Un château devient campus universitaire
En vente depuis des années, la propriété de Hauteville, au-dessus de Vevey à Saint-Légier, a trouvé un acquéreur. La famille Grand d’Hauteville l’a cédée à la Pepperdine University, une institution privée américaine, qui transformera l’édifice pour en faire l’un de ses campus européens prêt à accueillir ses premiers étudiants à la rentrée académique 2022. A découvrir.
Hauteville a pris son apparence actuelle en 1760. Pierre Philippe Canac, bourgeois lyonnais et huguenot, a alors fait transformer et agrandir l’ancien bâtiment afin d’édifier un château à la française, confié à l’architecte François Franque. Depuis le XVIIIe siècle, le domaine appartient à la même famille: les Canac, devenus Grand d’Hauteville. Chef-d’œuvre d’architecture, la demeure patricienne illustre le raffinement de l’époque. Elle s’entoure de vignobles et de champs sur une surface de 27 hectares; une allée bordée d’arbres centenaires mène au château. L’implantation du bâtiment offre de belles perspectives visuelles sur le lac de Genève et les Alpes. Si la propriété a fait l’objet de nombreuses restaurations, d’importantes dégradations se sont néanmoins produites, en particulier sur les façades. Afin de le protéger et d’accompagner les transformations, le domaine a été classé Monument historique d’importance nationale en 2019.

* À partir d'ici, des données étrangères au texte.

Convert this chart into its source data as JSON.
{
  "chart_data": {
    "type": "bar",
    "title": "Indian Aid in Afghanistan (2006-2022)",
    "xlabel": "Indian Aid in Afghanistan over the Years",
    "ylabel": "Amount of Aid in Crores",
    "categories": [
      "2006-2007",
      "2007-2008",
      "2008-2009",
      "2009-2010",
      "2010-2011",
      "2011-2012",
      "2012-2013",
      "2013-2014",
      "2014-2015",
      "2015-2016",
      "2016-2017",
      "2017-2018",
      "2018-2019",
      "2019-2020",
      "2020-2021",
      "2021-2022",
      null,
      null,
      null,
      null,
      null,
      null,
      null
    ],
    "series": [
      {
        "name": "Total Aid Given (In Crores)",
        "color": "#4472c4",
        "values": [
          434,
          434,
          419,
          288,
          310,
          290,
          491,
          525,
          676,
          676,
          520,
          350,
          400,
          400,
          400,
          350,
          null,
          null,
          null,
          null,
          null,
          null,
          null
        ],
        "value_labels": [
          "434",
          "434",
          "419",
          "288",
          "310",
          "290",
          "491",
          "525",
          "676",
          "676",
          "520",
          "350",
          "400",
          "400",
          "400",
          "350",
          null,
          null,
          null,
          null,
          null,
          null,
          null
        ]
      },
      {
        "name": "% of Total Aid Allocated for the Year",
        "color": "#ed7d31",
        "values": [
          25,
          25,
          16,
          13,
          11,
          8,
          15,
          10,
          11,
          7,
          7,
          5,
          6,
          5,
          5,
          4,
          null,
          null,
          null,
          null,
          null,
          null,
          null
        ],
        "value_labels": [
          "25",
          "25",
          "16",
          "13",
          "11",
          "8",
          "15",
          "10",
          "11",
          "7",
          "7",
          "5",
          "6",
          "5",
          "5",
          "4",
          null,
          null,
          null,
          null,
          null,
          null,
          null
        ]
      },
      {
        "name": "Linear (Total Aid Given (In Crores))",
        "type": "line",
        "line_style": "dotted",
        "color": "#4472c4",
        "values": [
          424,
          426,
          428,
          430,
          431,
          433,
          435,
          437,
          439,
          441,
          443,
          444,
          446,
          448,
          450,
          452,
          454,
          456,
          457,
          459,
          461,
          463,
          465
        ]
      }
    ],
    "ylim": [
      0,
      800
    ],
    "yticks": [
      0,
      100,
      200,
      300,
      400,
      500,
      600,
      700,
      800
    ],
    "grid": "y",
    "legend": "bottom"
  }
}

L’entretien de la propriété nécessitait des frais considérables. Décidée de s’en défaire, la famille Hauteville a toutefois renoncé à plusieurs reprises à des ventes, les projets n’étant guère compatibles avec le caractère historique du bien. Finalement, le programme du campus de Pepperdine University s’est avéré celui qui permettait de transmettre le patrimoine tout en offrant un nouvel usage au site. Cette Université américaine a son siège à Malibu, en Californie; elle se veut traditionnelle et respectueuse des valeurs chrétiennes. L’attrait pour un lieu empreint d’histoire et pour la valorisation du patrimoine a conduit l’Université à acquérir le site. La petite antenne qu’elle possède à Lausanne sera remplacée à terme par le campus de St-Légier.
Renouveau de la propriété
Le bureau Glatz-Delachaux, spécialisé en sauvegarde du patrimoine architectural, a été mandaté pour mener à bien les travaux. Les architectes travailleront en étroite collaboration avec le Service des monuments et sites du canton de Vaud et une commission d’experts. Le chantier de réhabilitation a débuté en mai: il portera sur le corps principal du château et certaines de ses annexes. Les riches fresques et décors intérieurs seront restaurés. «La principale difficulté réside dans la préservation des façades, précise Nicolas Delachaux. Elles comprennent des peintures en trompe-l’œil de style Louis XVI, qui se sont malheureusement détériorées au fil du temps. Un travail délicat, impliquant d’importantes études historiques, stylistiques et techniques, est en cours. La toiture est également en mauvais état».
L’installation d’un chauffage centralisé à plaquettes de bois est prévue dans la grange proche de l’entrée du domaine. Parfaitement isolé, l’ensemble bâti sera adapté avec subtilité aux normes en vigueur (feu, accès handicapés, etc.). Aucun parking n’est nécessaire, puisque la gare se trouve en face du château. Relevons enfin que la Pepperdine University a le souhait de s’intégrer à la vie locale : il est prévu que son chœur vienne donner un concert à Saint-Légier en 2021, le concert agendé cette année ayant été annulé en raison du Covid-19.
Vivre au château
Les 80 étudiants en Bachelor logeront et étudieront au sein même du château. Les anciens salons seront affectés à des salles de cours, petits auditoires et bureaux. La grande cave, avec la salle des pressoirs, sera transformée en lieu de réception. Les divisions créées par les anciens propriétaires seront supprimées, ce qui rendra à l’édifice son caractère d’autrefois. Les étudiants logeront de deux à huit par dortoir, avec des sanitaires à l’étage. Un ascenseur est prévu pour les personnes à mobilité réduite. L’orangerie (ancien manège) et bûcher accueillera le réfectoire, ainsi que sa cuisine en sous-sol. Trente étudiants en Master y logeront dans les combles et dans la partie bûcher. Ils bénéficieront de chambres individuelles, aménagées en toute simplicité. Au total, ce sera environ cent trente étudiants qui occuperont les lieux, ainsi que les familles des deux directeurs/surveillants.